Choosing to ignore his comments, she continued.
"I was also going to say that this is an academic mis sion. We were to establish contact if possible with one or more colonies and find out what happened. Look, Ian, we can't even gather any more data. Our memory banks are crammed to capacity, to enter even one more item requires us to dump something else. There's enough data in there to keep our respective professions busy for the next century. Ian, we can go back home, we can go back as heroes, and screw the Chancellor."
Ian shot Richard a glance to suppress the obvious re tort.
"I know you want to get back home, too," Ian said, looking at Richard.
Richard merely shook his head and smiled. "I want to see how this argument turns out."
"And you, Stasz?"
"They've got beam weapons-look what they did to that out there." He pointed at the wreckage that drifted just outside their forward viewport.
"So that means you'd prefer to turn back?"
"Look, Ian, it's been run.

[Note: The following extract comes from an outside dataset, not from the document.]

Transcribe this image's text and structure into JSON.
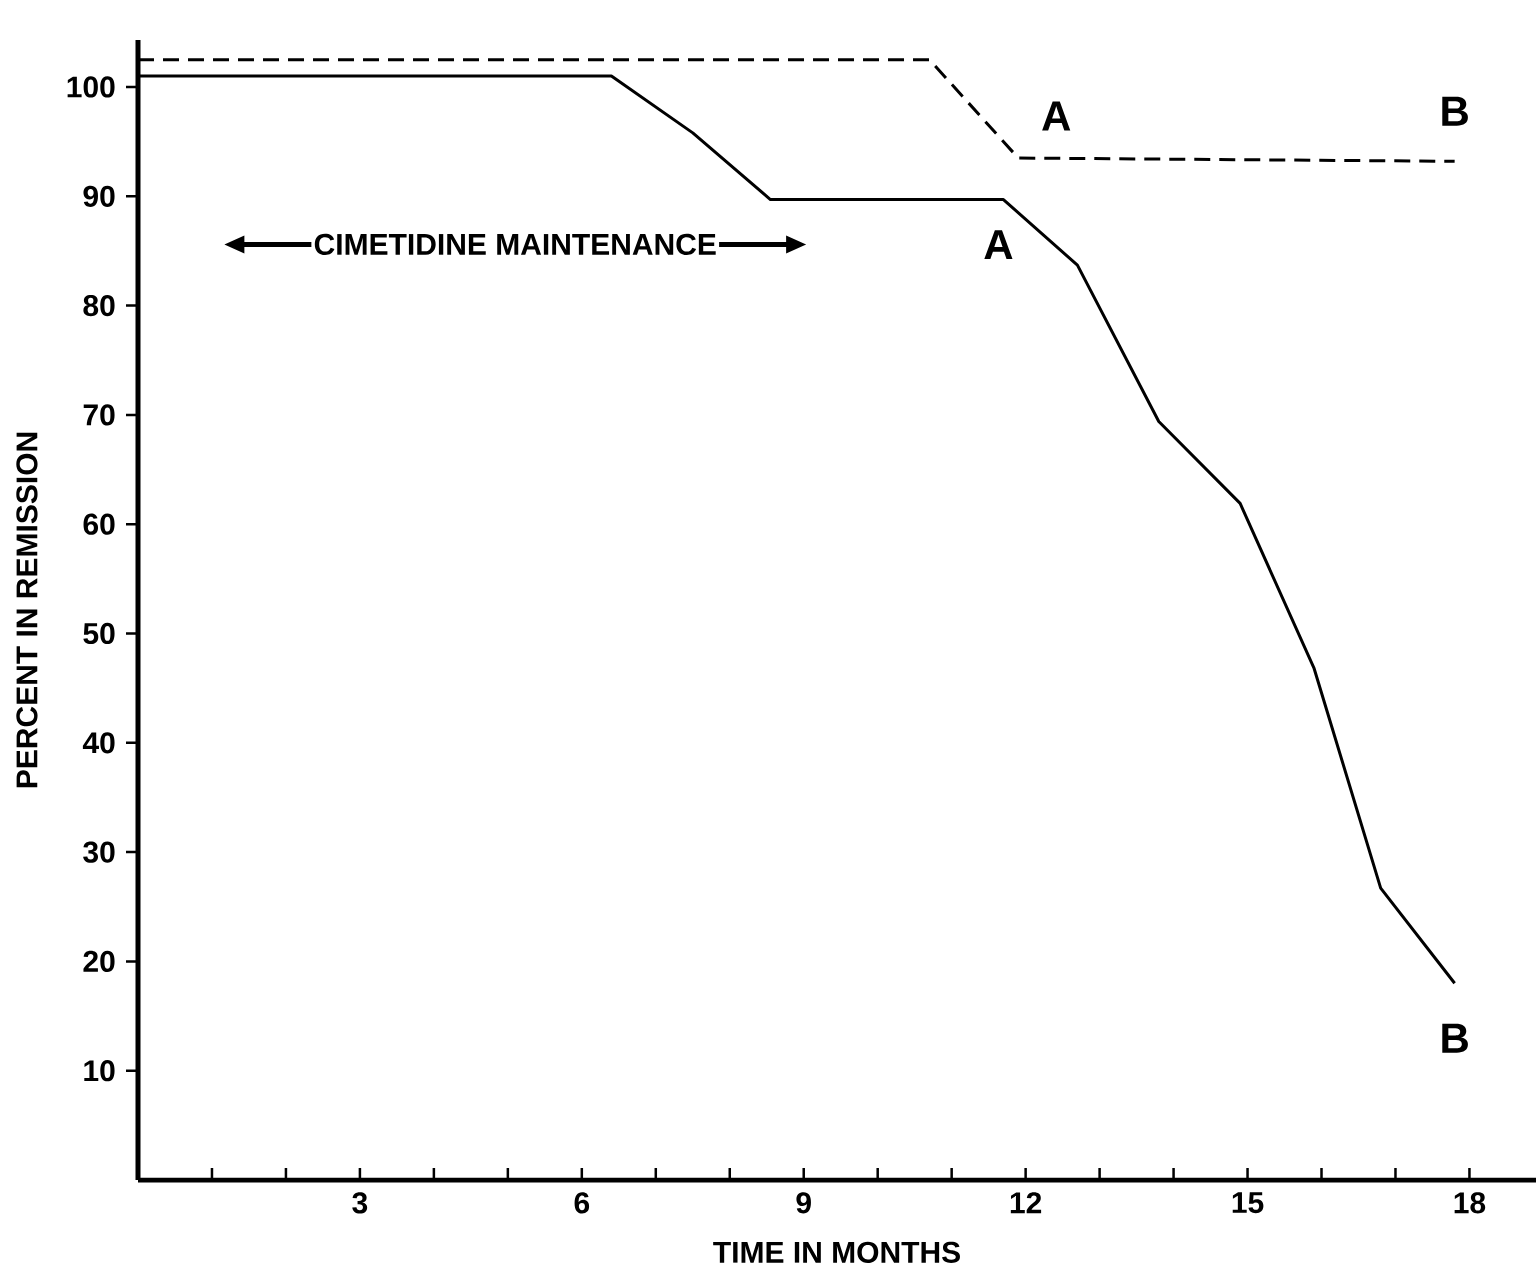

I've racked up six months of translight time. By the time we get back, I figure I can take standard retirement plus ten percent. Do you think I want to blow my retirement checks just to go visit the followers of a crazy man dead for the last thousand years?"

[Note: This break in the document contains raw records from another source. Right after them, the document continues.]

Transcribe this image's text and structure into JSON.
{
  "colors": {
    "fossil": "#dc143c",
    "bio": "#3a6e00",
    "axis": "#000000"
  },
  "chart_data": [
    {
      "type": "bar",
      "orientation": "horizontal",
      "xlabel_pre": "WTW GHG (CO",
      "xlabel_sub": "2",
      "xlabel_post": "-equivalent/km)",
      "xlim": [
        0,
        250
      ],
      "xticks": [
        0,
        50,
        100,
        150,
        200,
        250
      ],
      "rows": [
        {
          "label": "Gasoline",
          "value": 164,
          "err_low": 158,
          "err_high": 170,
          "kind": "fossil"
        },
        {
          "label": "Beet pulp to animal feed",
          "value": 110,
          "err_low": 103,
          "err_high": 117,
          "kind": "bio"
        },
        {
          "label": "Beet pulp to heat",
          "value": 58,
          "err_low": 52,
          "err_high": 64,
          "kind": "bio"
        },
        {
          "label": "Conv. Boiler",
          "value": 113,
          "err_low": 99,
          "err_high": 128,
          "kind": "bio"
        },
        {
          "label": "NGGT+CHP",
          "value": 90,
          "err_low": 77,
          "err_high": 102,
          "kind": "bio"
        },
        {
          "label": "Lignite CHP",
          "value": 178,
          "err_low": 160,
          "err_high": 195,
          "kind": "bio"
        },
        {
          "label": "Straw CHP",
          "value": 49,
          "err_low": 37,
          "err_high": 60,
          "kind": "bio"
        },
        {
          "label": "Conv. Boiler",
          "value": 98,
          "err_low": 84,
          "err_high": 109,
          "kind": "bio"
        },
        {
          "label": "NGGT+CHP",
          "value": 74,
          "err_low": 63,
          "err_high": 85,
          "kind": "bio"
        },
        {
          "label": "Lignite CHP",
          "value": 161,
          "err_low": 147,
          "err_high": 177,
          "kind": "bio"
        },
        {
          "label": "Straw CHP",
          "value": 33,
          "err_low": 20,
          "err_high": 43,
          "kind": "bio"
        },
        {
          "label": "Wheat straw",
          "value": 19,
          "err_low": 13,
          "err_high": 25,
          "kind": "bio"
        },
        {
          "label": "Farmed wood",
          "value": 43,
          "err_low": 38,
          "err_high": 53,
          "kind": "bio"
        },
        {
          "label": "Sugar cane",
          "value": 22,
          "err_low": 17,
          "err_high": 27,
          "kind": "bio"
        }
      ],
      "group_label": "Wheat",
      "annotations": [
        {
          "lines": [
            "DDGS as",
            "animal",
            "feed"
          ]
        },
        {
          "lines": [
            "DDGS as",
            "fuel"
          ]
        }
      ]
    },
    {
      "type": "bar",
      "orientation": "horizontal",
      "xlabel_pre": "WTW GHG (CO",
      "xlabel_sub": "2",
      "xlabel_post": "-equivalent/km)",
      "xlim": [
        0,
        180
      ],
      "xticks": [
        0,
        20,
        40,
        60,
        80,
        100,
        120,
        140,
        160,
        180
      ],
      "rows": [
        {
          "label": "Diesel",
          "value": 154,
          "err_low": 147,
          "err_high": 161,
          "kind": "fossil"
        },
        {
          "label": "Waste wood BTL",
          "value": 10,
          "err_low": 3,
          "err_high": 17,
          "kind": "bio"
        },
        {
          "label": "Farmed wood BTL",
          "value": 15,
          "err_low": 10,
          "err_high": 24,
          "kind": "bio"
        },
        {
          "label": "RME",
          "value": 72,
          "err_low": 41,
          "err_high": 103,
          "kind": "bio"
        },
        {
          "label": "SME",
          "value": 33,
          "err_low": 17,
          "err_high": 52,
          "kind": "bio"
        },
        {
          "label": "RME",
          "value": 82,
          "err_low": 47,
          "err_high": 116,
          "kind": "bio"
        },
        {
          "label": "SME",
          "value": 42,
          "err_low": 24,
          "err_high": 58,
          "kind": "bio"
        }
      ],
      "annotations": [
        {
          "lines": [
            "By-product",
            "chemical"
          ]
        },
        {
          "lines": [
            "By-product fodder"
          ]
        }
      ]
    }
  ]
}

"But your curiosity is there, isn't it?"
Stasz shifted uncomfortably, so that he floated out of his couch. "Don't ruin the image of indifference that I've tried to cultivate."
"And, Richard, what do you have to say?" Ian asked, turning away from Stasz.
"The arguments for turning back are obvious. Smith's people are armed and have twice proven their madness. Confrontation with them is something I think is totally beyond our capacity. We already have a valuable cargo of data, which I think should take precedence at this stage of the mission."
Ellen gave an audible sigh of relief.